"Gossip," said Johann Bank to the shoemaker, Deichert, "this will be tedious; we know what he is, come and have a glass of beer."

Then the rector began, and proved first, from the Bible, that in very old times there was poverty among the Jews.

"That is not so!" cried an eager voice from the crowd, "the confounded Jews have all the money there is; they know well how a poor man feels."

The rector did not let himself be disturbed, he proved the matter from the Bible, and then took up Xenophon, and told about the Helots in Sparta, but the assembly did not seem quite to understand it. Upon that, he opened Plato, and began on him, that is, on the "Republic," and said that if the Rahnstadters had such a state of things as Plato had planned for the Athenians, every laborer in Rahnstadt could have roast beef and potatoes for dinner every day, and could ride in a coach Sunday afternoons, and the children, who now went begging about the streets, would go with gold chains around their necks, instead of beggars' sacks.

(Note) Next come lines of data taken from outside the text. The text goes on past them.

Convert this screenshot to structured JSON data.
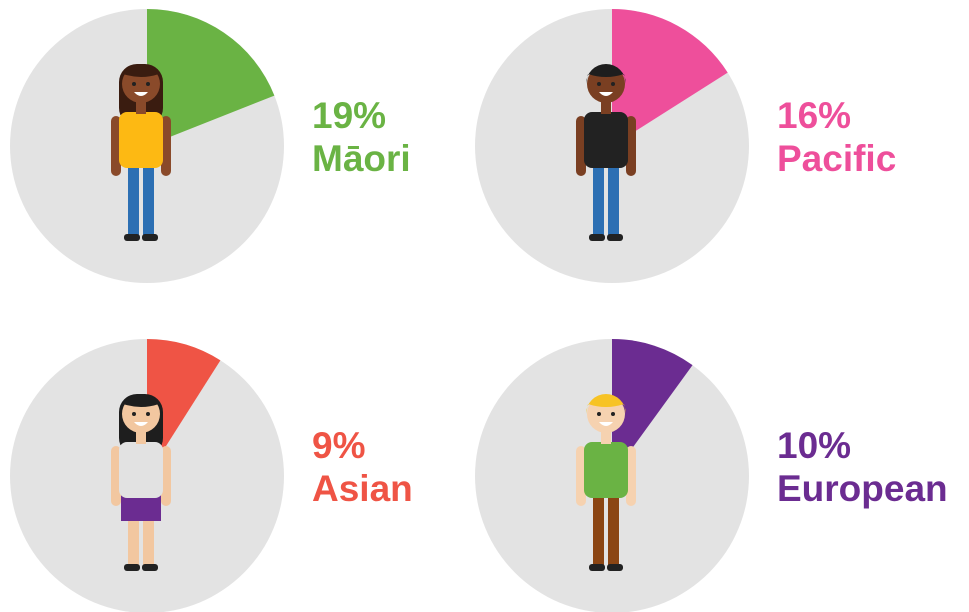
{
  "chart_data": [
    {
      "type": "pie",
      "categories": [
        "Māori"
      ],
      "values": [
        19
      ],
      "value_labels": [
        "19%"
      ],
      "color": "#6ab344"
    },
    {
      "type": "pie",
      "categories": [
        "Pacific"
      ],
      "values": [
        16
      ],
      "value_labels": [
        "16%"
      ],
      "color": "#ee4f9b"
    },
    {
      "type": "pie",
      "categories": [
        "Asian"
      ],
      "values": [
        9
      ],
      "value_labels": [
        "9%"
      ],
      "color": "#ef5445"
    },
    {
      "type": "pie",
      "categories": [
        "European"
      ],
      "values": [
        10
      ],
      "value_labels": [
        "10%"
      ],
      "color": "#6b2c91"
    }
  ]
}
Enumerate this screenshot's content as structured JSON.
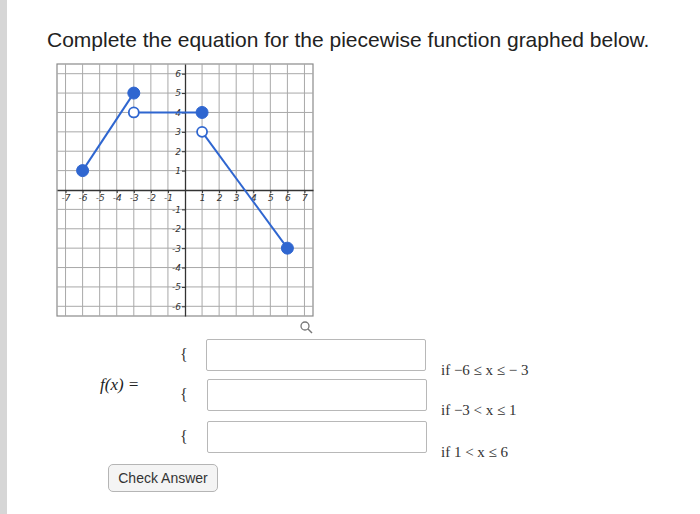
{
  "chart_data": {
    "type": "line",
    "xlim": [
      -7.5,
      7.5
    ],
    "ylim": [
      -6.5,
      6.5
    ],
    "xticks": [
      -7,
      -6,
      -5,
      -4,
      -3,
      -2,
      -1,
      1,
      2,
      3,
      4,
      5,
      6,
      7
    ],
    "yticks": [
      -6,
      -5,
      -4,
      -3,
      -2,
      -1,
      1,
      2,
      3,
      4,
      5,
      6
    ],
    "grid": true,
    "series": [
      {
        "type": "line",
        "color": "#2f66d0",
        "x": [
          -6,
          -3
        ],
        "values": [
          1,
          5
        ]
      },
      {
        "type": "line",
        "color": "#2f66d0",
        "x": [
          -3,
          1
        ],
        "values": [
          4,
          4
        ]
      },
      {
        "type": "line",
        "color": "#2f66d0",
        "x": [
          1,
          6
        ],
        "values": [
          3,
          -3
        ]
      },
      {
        "type": "scatter",
        "marker": "filled",
        "color": "#2f66d0",
        "x": [
          -6,
          -3,
          1,
          6
        ],
        "values": [
          1,
          5,
          4,
          -3
        ]
      },
      {
        "type": "scatter",
        "marker": "open",
        "color": "#2f66d0",
        "x": [
          -3,
          1
        ],
        "values": [
          4,
          3
        ]
      }
    ]
  },
  "page": {
    "question": "Complete the equation for the piecewise function graphed below.",
    "function_label": "f(x) =",
    "brace": "{",
    "conditions": [
      "if −6 ≤ x ≤ − 3",
      "if −3 < x ≤ 1",
      "if 1 < x ≤ 6"
    ],
    "button": "Check Answer"
  }
}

"Let him tell us more about that!" "Three cheers for Plato!" sounded through the hall. "Gossip, is that the old Jew-grinder Platow, who is blind of one eye?"

"Eh, gossip, I knew him well enough; he has bought many a piece of beef of me," said Kräuger, the butcher.

The president's bell produced quiet, and that rogue of an advocate Rein turned to the rector, and begged, in the name of the assembly, that he would have the kindness to give the Rahnstadt Reformverein a particular account of the Platonic Republic.

That was a hard request, and the sweat ran down the poor old rector's face, as he began three times, and three times broke down, for he was far from having a clear idea of it himself. He finally said, in his distress, the Platonic Republic was a republic, and what a republic was his hearers, so well educated in political matters, knew very well. Well, everybody knew that; and then the rector got off among the Romans, and told something quite different, how sometimes the old Romans got hungry, and how they clamored loudly for panem et circenses. "Panem, my dear hearers," said he, "signifies bread, and circenses, open air plays."

All at once, shoemaker Deichert sprang up on a bench, and cried, "That is what I say! The old Romans were no fools; and what they did, we Rahnstadters can do, any day! What? when I and Bokel and Jürendt and all the others are sitting at Pfeifers, playing vingt-et-un, shall the burgomeister come and take away our cards, and send us and Gossip Pfeifer to the Rath-house, and make us pay a fine and costs? What? I say, like the old Romans, free, open play for all!"

"You are right, there, gossip," cried Jürendt, "three cheers for the old Romans and the Herr Rector!" And the others echoed: "Hurrah! hurrah!"